Les paysans passent derrière les caisses

©2006 20 minutes

— 

Confrontés à des prix trop bas, les paysans en ont gros sur la patate. Pour sortir de la crise, douze agriculteurs provençaux ont créé Pays'en direct, premier point de vente collectif des Bouches-du-Rhône, qui doit ouvrir à Istres vendredi prochain. Ce marché paysan quotidien regroupe des producteurs de fruits et légumes, de fromages, des éleveurs de volailles et de taureaux... L'initiative vise à se démarquer des réseaux traditionnels de distribution. « Quand un fromage vendu 2 e au consommateur est acheté cinquante centimes au producteur, on comprend pourquoi personne ne souhaite que son fils devienne paysan », estime le chevrier Yves Malbosc.

La crise est particulièrement rude dans les Bouches-du-Rhône et le Vaucluse. Ces deux départements concentrent 80 % des exploitations arboricoles de Paca, fortement concurrencées par les productions venant d'Espagne et du Maghreb. Selon le conseil régional, les prix payés aux producteurs ont baissé de 30 à 40 % de 2004 à 2005. En octobre 2005, l'Etat a donc lancé une campagne d'incitation à l'arrachage des vergers.
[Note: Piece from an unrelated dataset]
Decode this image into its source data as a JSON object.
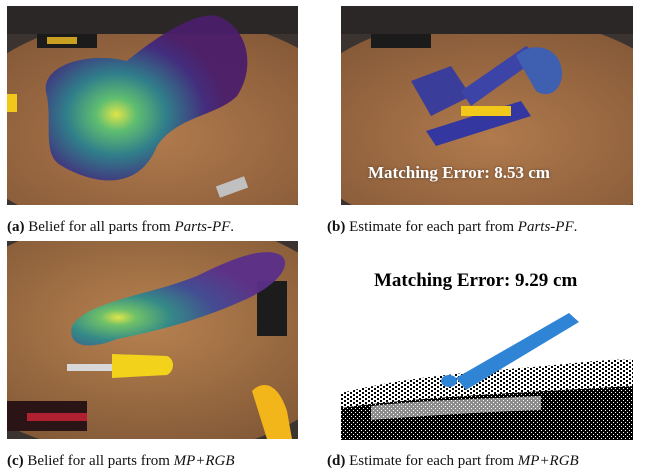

Et pour sauver leurs exploitations, les agriculteurs s'essaient à la vente directe, se lançant dans une course de vitesse avec des supermarchés qui ont eux aussi créé des circuits courts à grands renforts de publicité. Avantage : la vente directe favorise le contact entre consommateurs et producteurs. « Depuis les grandes crises alimentaires, il y a une prise de conscience. Les gens se soucient beaucoup plus de ce qu'ils mangent, explique Janny Léger, apicultrice de Charleval. La vente directe permet aussi de toucher une clientèle qui n'a pas forcément la possibilité de faire son marché. » Les douze de Pays'en direct ont en tout cas la ferme intention de faire pousser d'autres points de vente collectifs.

Julien Pompey

Les producteurs de Pays'en direct se sont engagés à respecter une charte définissant une éthique de production et de commercialisation.